Abstract

This paper employs a structural econometric approach to investigate the joint dynamic demand for capital and labor in Chinese industries from 1998-2007. First, we summarize several stylized facts on factor input adjustments, such as the mix of smooth and lumpy adjustments in capital and labor, and the interrelation in factor adjustments. Based on these facts, we then propose a dynamic model that incorporates the key features: fixed costs of installing capital and creating or discontinuing a job vacancy; convex costs aimed at capturing smooth adjustments; and inter-relational costs associated with joint adjustments in capital and labor.

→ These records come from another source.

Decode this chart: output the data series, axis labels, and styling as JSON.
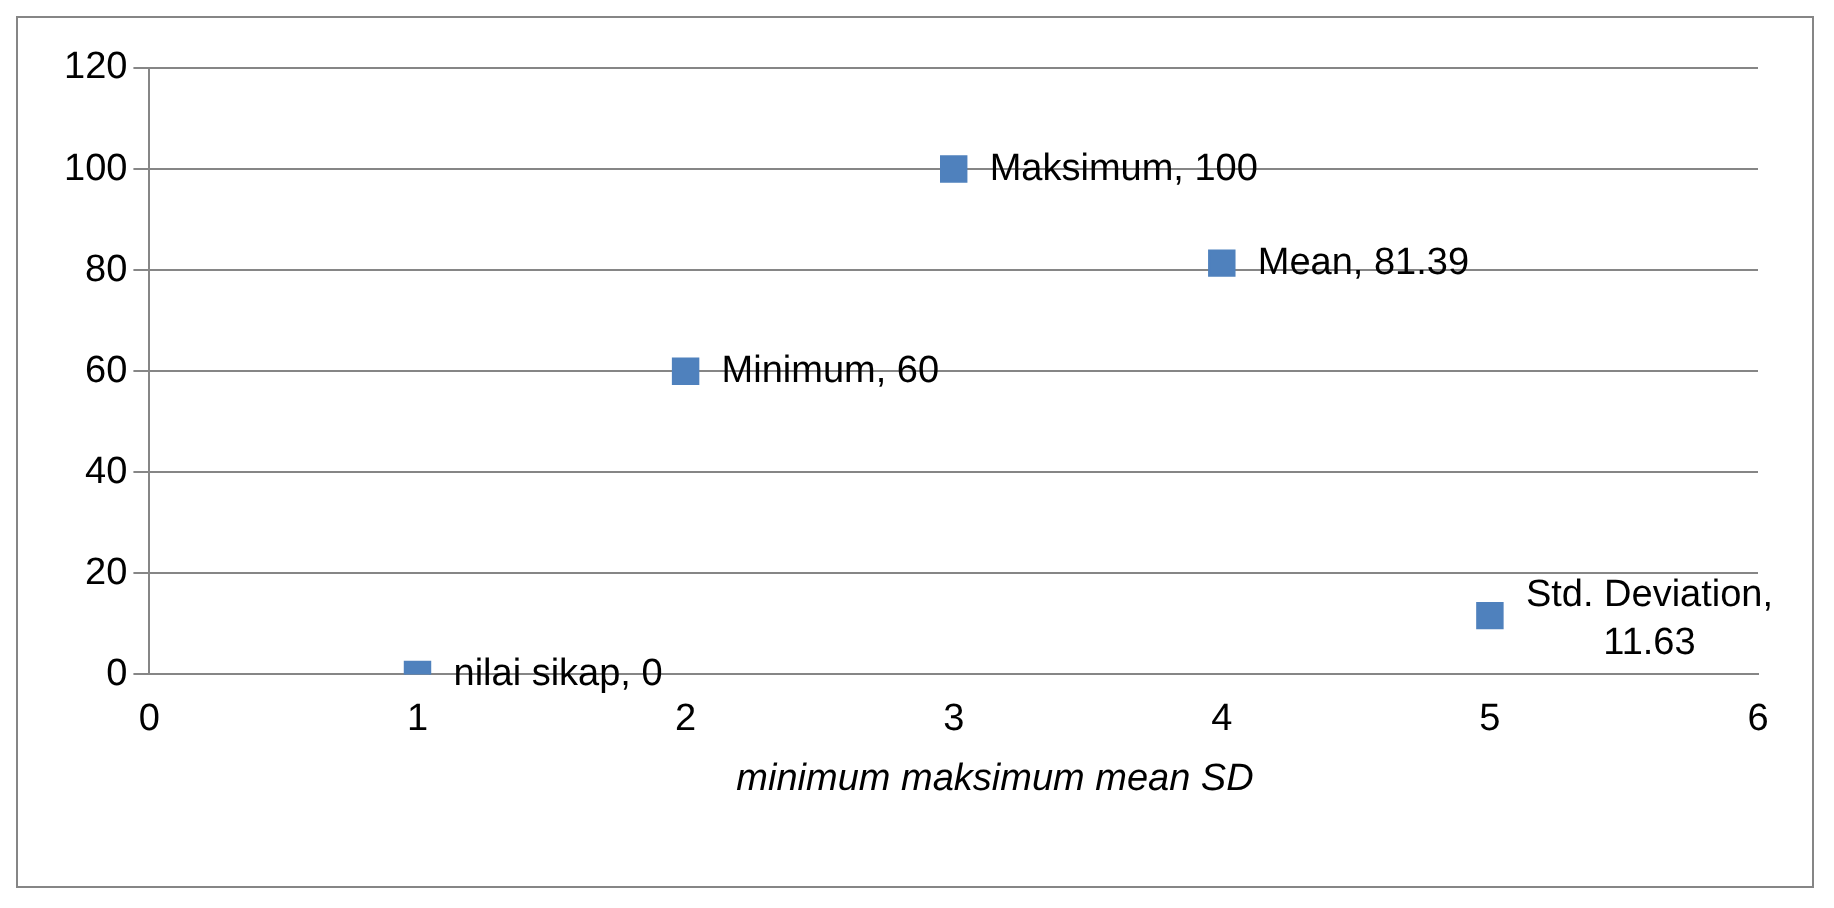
{
  "chart_data": {
    "type": "scatter",
    "xlabel": "minimum maksimum mean SD",
    "x": [
      1,
      2,
      3,
      4,
      5
    ],
    "values": [
      0,
      60,
      100,
      81.39,
      11.63
    ],
    "value_labels": [
      "nilai sikap, 0",
      "Minimum, 60",
      "Maksimum, 100",
      "Mean, 81.39",
      "Std. Deviation, 11.63"
    ],
    "color": "#4f81bd",
    "marker": "square",
    "xlim": [
      0,
      6
    ],
    "xticks": [
      0,
      1,
      2,
      3,
      4,
      5,
      6
    ],
    "ylim": [
      0,
      120
    ],
    "yticks": [
      0,
      20,
      40,
      60,
      80,
      100,
      120
    ],
    "grid": "y",
    "legend": false
  }
}
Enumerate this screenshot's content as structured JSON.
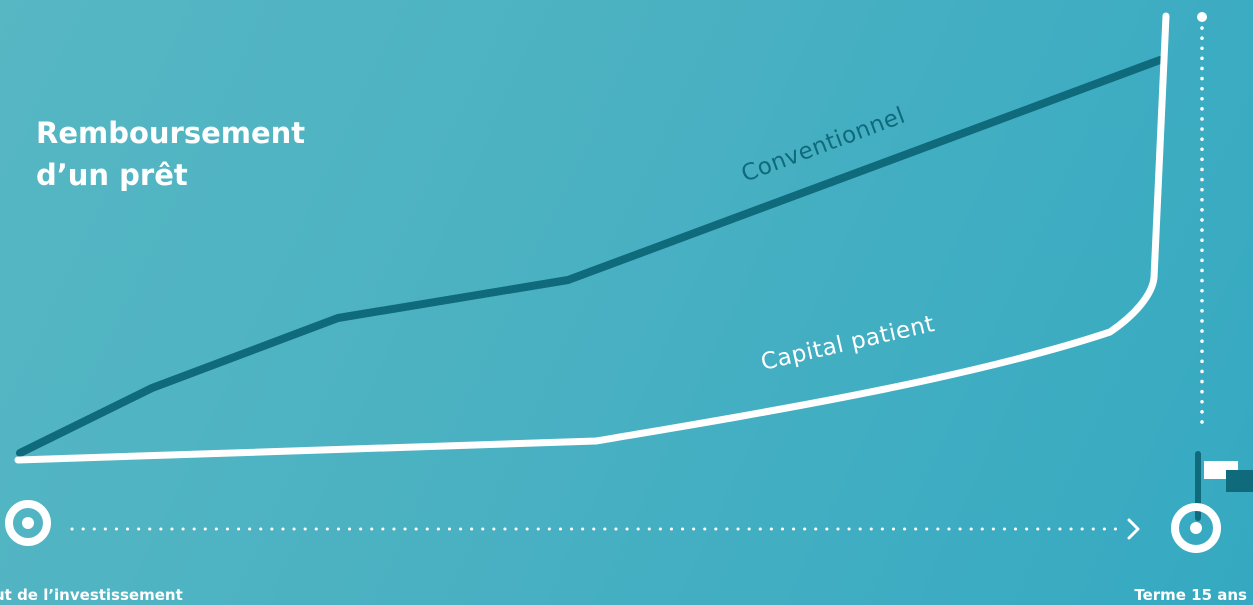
{
  "diagram": {
    "title_line1": "Remboursement",
    "title_line2": "d’un prêt",
    "start_label": "ut de l’investissement",
    "end_label": "Terme 15 ans",
    "series": [
      {
        "name": "Conventionnel",
        "color": "#0f6a7c"
      },
      {
        "name": "Capital patient",
        "color": "#ffffff"
      }
    ]
  },
  "colors": {
    "background_start": "#57b7c3",
    "background_end": "#35a9c1",
    "dark_line": "#0f6a7c",
    "light_line": "#ffffff",
    "text": "#ffffff"
  },
  "icons": {
    "start": "target-ring-icon",
    "end": "target-ring-icon",
    "arrow": "chevron-right-icon",
    "finish": "flag-icon"
  }
}
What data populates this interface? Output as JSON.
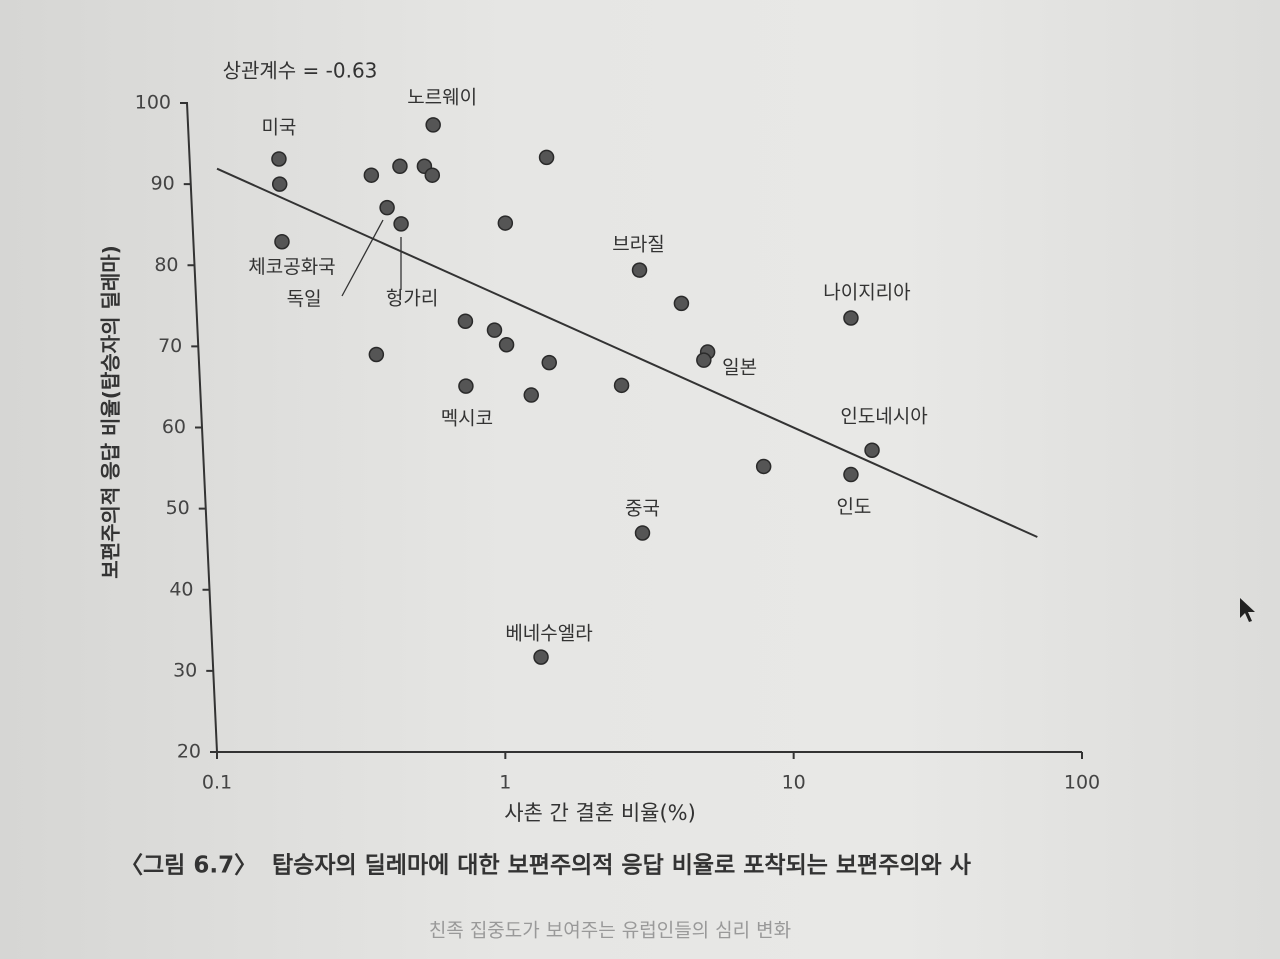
{
  "chart_data": {
    "type": "scatter",
    "annotation": "상관계수 = -0.63",
    "x_label": "사촌 간 결혼 비율(%)",
    "y_label": "보편주의적 응답 비율(탑승자의 딜레마)",
    "log_x": true,
    "xlim": [
      0.1,
      100
    ],
    "xticks": [
      0.1,
      1,
      10,
      100
    ],
    "ylim": [
      20,
      100
    ],
    "yticks": [
      20,
      30,
      40,
      50,
      60,
      70,
      80,
      90,
      100
    ],
    "color": "#555555",
    "x": [
      0.164,
      0.165,
      0.168,
      0.343,
      0.389,
      0.431,
      0.435,
      0.524,
      0.558,
      0.562,
      1.39,
      1.0,
      2.92,
      4.08,
      15.8,
      5.03,
      4.88,
      0.357,
      0.727,
      0.917,
      1.01,
      1.42,
      0.73,
      1.23,
      2.53,
      18.7,
      7.87,
      15.8,
      2.99,
      1.33
    ],
    "values": [
      93.1,
      90,
      82.9,
      91.1,
      87.1,
      92.2,
      85.1,
      92.2,
      91.1,
      97.3,
      93.3,
      85.2,
      79.4,
      75.3,
      73.5,
      69.3,
      68.3,
      69.0,
      73.1,
      72.0,
      70.2,
      68.0,
      65.1,
      64.0,
      65.2,
      57.2,
      55.2,
      54.2,
      47.0,
      31.7
    ],
    "point_labels": [
      "미국",
      null,
      "체코공화국",
      null,
      "독일",
      null,
      "헝가리",
      null,
      null,
      "노르웨이",
      null,
      null,
      "브라질",
      null,
      "나이지리아",
      "일본",
      null,
      null,
      null,
      null,
      null,
      null,
      "멕시코",
      null,
      null,
      "인도네시아",
      null,
      "인도",
      "중국",
      "베네수엘라"
    ],
    "trend_line": {
      "x": [
        0.1,
        70
      ],
      "values": [
        91.9,
        46.5
      ]
    }
  },
  "caption": {
    "number": "〈그림 6.7〉",
    "text": "탑승자의 딜레마에 대한 보편주의적 응답 비율로 포착되는 보편주의와 사"
  },
  "footer": "친족 집중도가 보여주는 유럽인들의 심리 변화"
}
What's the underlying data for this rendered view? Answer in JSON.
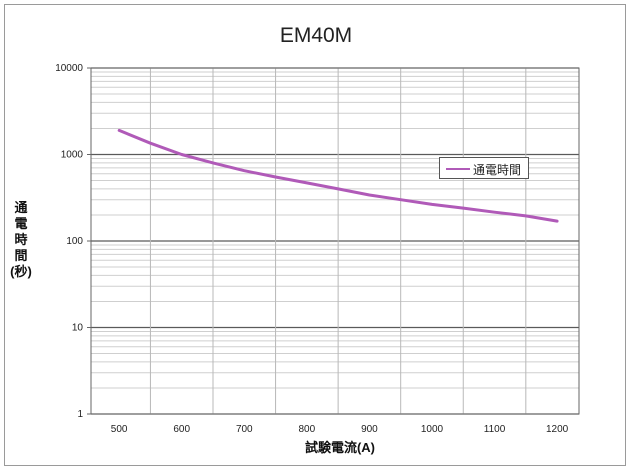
{
  "chart_data": {
    "type": "line",
    "title": "EM40M",
    "xlabel": "試験電流(A)",
    "ylabel": "通\n電\n時\n間\n(秒)",
    "x_ticks": [
      500,
      600,
      700,
      800,
      900,
      1000,
      1100,
      1200
    ],
    "y_ticks": [
      "1",
      "10",
      "100",
      "1000",
      "10000"
    ],
    "xlim": [
      455,
      1235
    ],
    "ylim": [
      1,
      10000
    ],
    "yscale": "log",
    "grid": true,
    "legend_position": "right",
    "series": [
      {
        "name": "通電時間",
        "color": "#b05ab8",
        "x": [
          500,
          550,
          600,
          650,
          700,
          750,
          800,
          850,
          900,
          950,
          1000,
          1050,
          1100,
          1150,
          1200
        ],
        "y": [
          1900,
          1350,
          1000,
          800,
          650,
          550,
          470,
          400,
          340,
          300,
          265,
          240,
          215,
          195,
          170
        ]
      }
    ]
  }
}
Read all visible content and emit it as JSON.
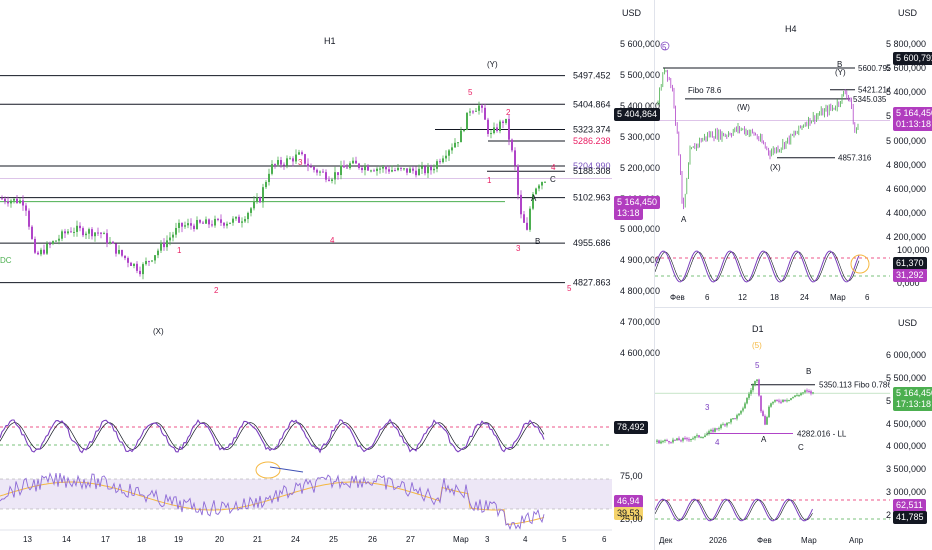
{
  "h1": {
    "title": "H1",
    "currency": "USD",
    "price_ticks": [
      "5 600,000",
      "5 500,000",
      "5 400,000",
      "5 300,000",
      "5 200,000",
      "5 100,000",
      "5 000,000",
      "4 900,000",
      "4 800,000",
      "4 700,000",
      "4 600,000"
    ],
    "levels": [
      {
        "label": "5497.452",
        "price": 5497.452,
        "color": "#131722"
      },
      {
        "label": "5404.864",
        "price": 5404.864,
        "color": "#131722"
      },
      {
        "label": "5323.374",
        "price": 5323.374,
        "color": "#131722"
      },
      {
        "label": "5286.238",
        "price": 5286.238,
        "color": "#e91e63"
      },
      {
        "label": "5204.990",
        "price": 5204.99,
        "color": "#7e57c2"
      },
      {
        "label": "5188.308",
        "price": 5188.308,
        "color": "#131722"
      },
      {
        "label": "5102.963",
        "price": 5102.963,
        "color": "#131722"
      },
      {
        "label": "4955.686",
        "price": 4955.686,
        "color": "#131722"
      },
      {
        "label": "4827.863",
        "price": 4827.863,
        "color": "#131722"
      }
    ],
    "last_price": "5 164,450",
    "last_time": "13:18",
    "level_tag": "5 404,864",
    "wave_labels": [
      "(Y)",
      "5",
      "2",
      "3",
      "1",
      "3",
      "4",
      "1",
      "2",
      "4",
      "C",
      "A",
      "B",
      "5",
      "(X)",
      "4",
      "3"
    ],
    "left_cut_label": "DC",
    "osc1_value": "78,492",
    "osc2_ticks": [
      "75,00",
      "25,00"
    ],
    "osc2_values": [
      "46,94",
      "39,53"
    ],
    "dates": [
      "13",
      "14",
      "17",
      "18",
      "19",
      "20",
      "21",
      "24",
      "25",
      "26",
      "27",
      "Мар",
      "3",
      "4",
      "5",
      "6"
    ]
  },
  "h4": {
    "title": "H4",
    "currency": "USD",
    "price_ticks": [
      "5 800,000",
      "5 600,000",
      "5 400,000",
      "5 200,000",
      "5 000,000",
      "4 800,000",
      "4 600,000",
      "4 400,000",
      "4 200,000"
    ],
    "levels": [
      {
        "label": "5600.792"
      },
      {
        "label": "5421.214"
      },
      {
        "label": "5345.035"
      },
      {
        "label": "4857.316"
      }
    ],
    "fibo_label": "Fibo 78.6",
    "last_price": "5 164,450",
    "last_time": "01:13:18",
    "level_tag": "5 600,792",
    "wave_labels": [
      "5",
      "(W)",
      "(X)",
      "(Y)",
      "B",
      "A"
    ],
    "osc_ticks": [
      "100,000",
      "50,000",
      "0,000"
    ],
    "osc_values": [
      "61,370",
      "31,292"
    ],
    "dates": [
      "Фев",
      "6",
      "12",
      "18",
      "24",
      "Мар",
      "6"
    ]
  },
  "d1": {
    "title": "D1",
    "currency": "USD",
    "price_ticks": [
      "6 000,000",
      "5 500,000",
      "5 000,000",
      "4 500,000",
      "4 000,000",
      "3 500,000",
      "3 000,000",
      "2 500,000"
    ],
    "last_price": "5 164,450",
    "last_time": "17:13:18",
    "fibo_label": "5350.113 Fibo 0.786",
    "ll_label": "4282.016 - LL",
    "wave_labels": [
      "(5)",
      "5",
      "3",
      "4",
      "A",
      "B",
      "C"
    ],
    "osc_values": [
      "62,511",
      "41,785"
    ],
    "dates": [
      "Дек",
      "2026",
      "Фев",
      "Мар",
      "Апр"
    ]
  },
  "colors": {
    "up": "#4caf50",
    "down": "#b044c8",
    "osc": "#7b3fbf",
    "rsi": "#8e6bd6",
    "ma": "#f5b841",
    "tag_purple": "#b13dbf",
    "tag_black": "#131722",
    "tag_green": "#4caf50",
    "wave_red": "#e91e63"
  }
}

The structural parameters in capital and labor adjustment costs are recovered via simulated moment matching method, so the proposed dynamic model is able to reproduce the stylized facts that are directly observable from the Chinese firm-level data. Our structural estimations show: (1) firms prefer to make small adjustments in capital and labor simultaneously, and make large adjustments in two factors sequentially; (2) for both capital and labor, the convex adjustment cost is dominant comparing to the fixed cost; (3) ignoring labor adjustment costs leads to a larger bias than ignoring capital adjustment costs. The existence of joint adjustment costs indicates that reform in capital (labor) market will affect firm's demand in labor (capital) accordingly.